Real ownership requires responsibility and resources. Accountability means reporting on efforts and progress. Equally, it requires reporting on why things have fallen short. What stands in the way of solutions? Are there alternatives? What needed resources aren’t available? Where could we find them?
Honesty and a solution-focused orientation must take priority over providing political cover for those higher up the food chain.
Measure and Report
Let’s start by recognizing the management truism that you can’t improve what you don’t measure. Metrics need to be frequently updated, reviewed, and public. Think report cards.
Some possible metrics to start with:
- number of psychiatrists (or FTE’s) and where they work
- psychiatry referral statistics (e.g., how many received, accepted/rejected, wait times for each service)
- level of care provided (e.g., single consult vs. ongoing care, frequency seen)
- affordable counselling and therapy groups (e.g., number of referrals, number served, wait times)

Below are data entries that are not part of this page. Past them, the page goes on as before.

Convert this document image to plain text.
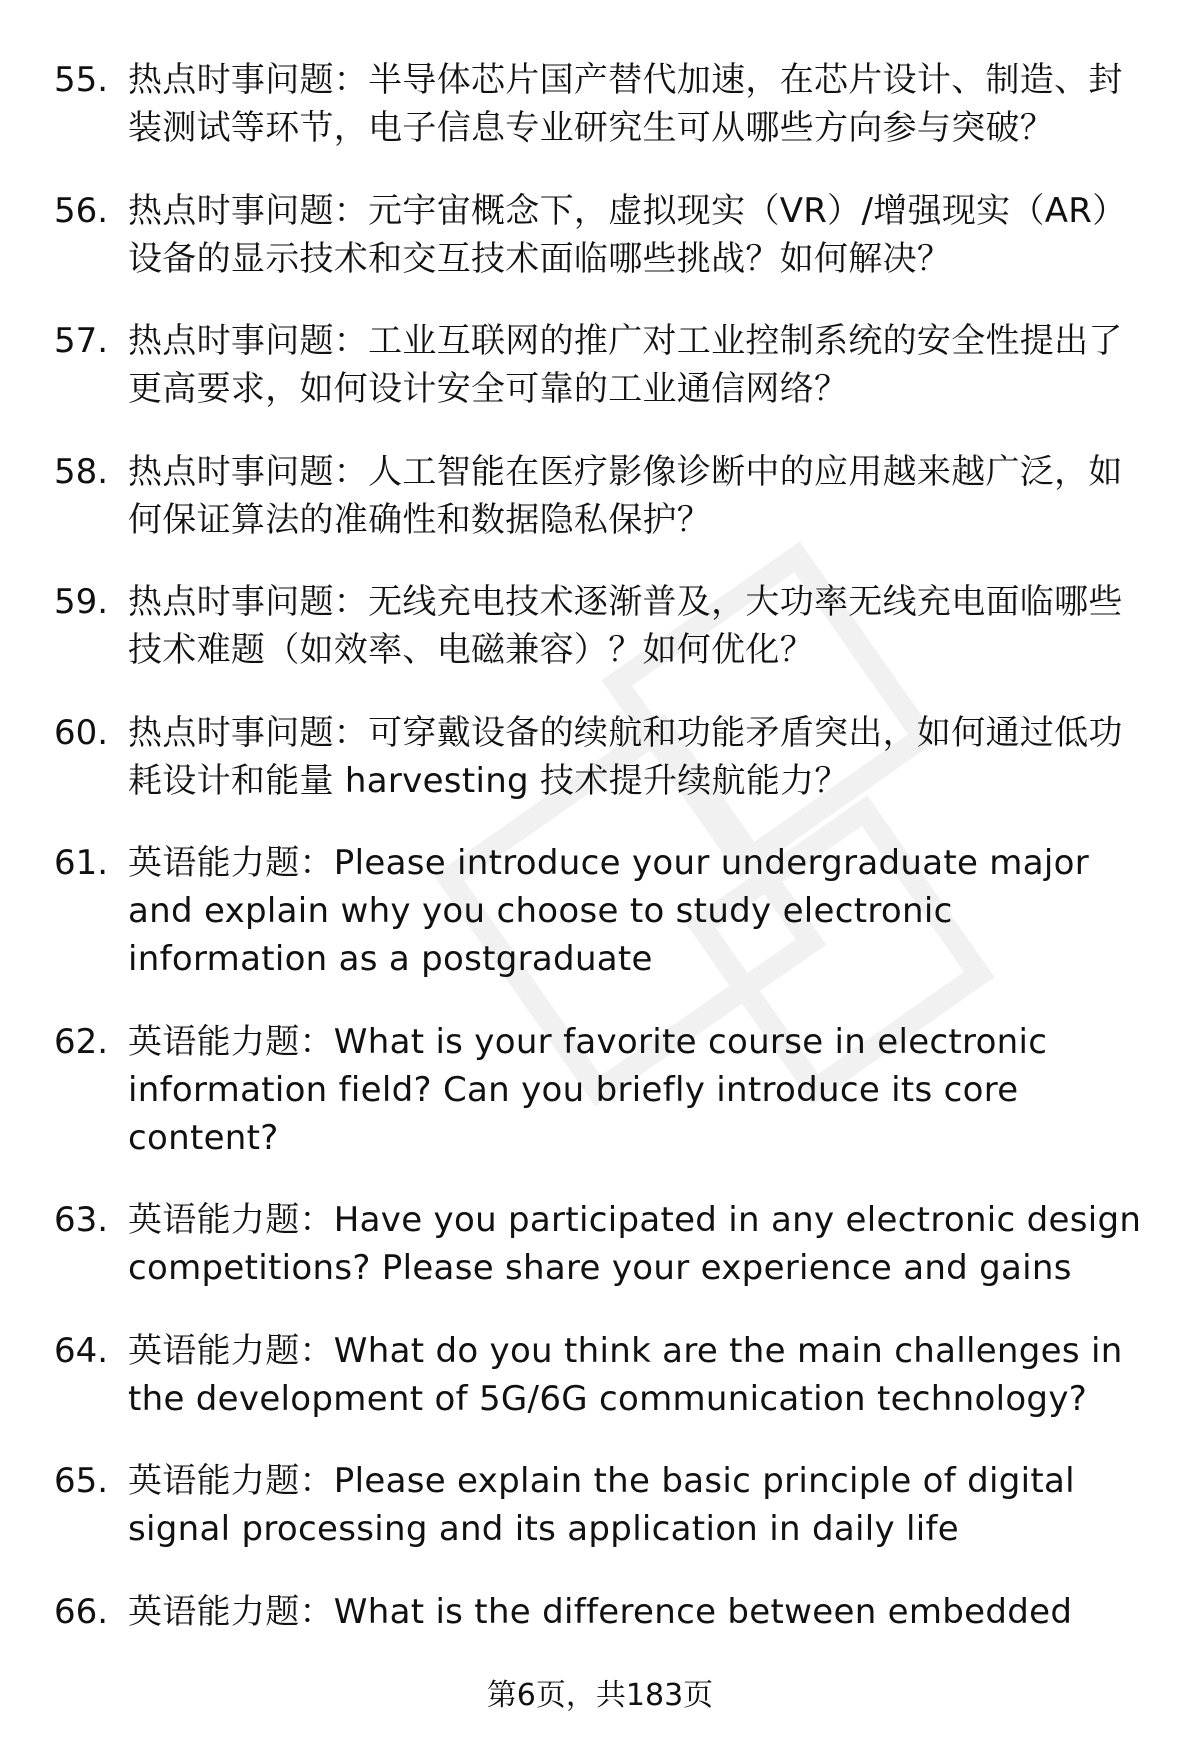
55. 热点时事问题：半导体芯片国产替代加速，在芯片设计、制造、封装测试等环节，电子信息专业研究生可从哪些方向参与突破？
56. 热点时事问题：元宇宙概念下，虚拟现实（VR）/增强现实（AR）设备的显示技术和交互技术面临哪些挑战？如何解决？
57. 热点时事问题：工业互联网的推广对工业控制系统的安全性提出了更高要求，如何设计安全可靠的工业通信网络？
58. 热点时事问题：人工智能在医疗影像诊断中的应用越来越广泛，如何保证算法的准确性和数据隐私保护？
59. 热点时事问题：无线充电技术逐渐普及，大功率无线充电面临哪些技术难题（如效率、电磁兼容）？如何优化？
60. 热点时事问题：可穿戴设备的续航和功能矛盾突出，如何通过低功耗设计和能量 harvesting 技术提升续航能力？
61. 英语能力题：Please introduce your undergraduate major and explain why you choose to study electronic information as a postgraduate
62. 英语能力题：What is your favorite course in electronic information field? Can you briefly introduce its core content?
63. 英语能力题：Have you participated in any electronic design competitions? Please share your experience and gains
64. 英语能力题：What do you think are the main challenges in the development of 5G/6G communication technology?
65. 英语能力题：Please explain the basic principle of digital signal processing and its application in daily life
66. 英语能力题：What is the difference between embedded
第6页，共183页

- outcomes (e.g., re-referrals, crisis line usage, PES presentations, hospital admissions, other service utilization)
Some of these may need substantial effort and new resources to collect. They need to encompass all services, not just within VIHA.
We generally do a poor job of measuring and reporting on health care performance in Canada. Wait times are a good example; ridiculously few are published. The overall culture leans towards not wanting to highlight news that might reflect poorly. For change to happen, that’s not good enough.
A Starting Point
In future posts, I’ll be suggesting several concrete steps we can take to improve access. Ownership, accountability, and good metrics are necessary for any such efforts to succeed.
I also believe that ownership, accountability, and metrics for both access and quality are necessary to address PES concerns. Without baking these into the system, the temptation is to treat the current situation as a short-term PR crisis. Without structural improvements, any fixes will be temporary. While it’s beyond the scope of what I can usefully comment on, I hope others will take up this call.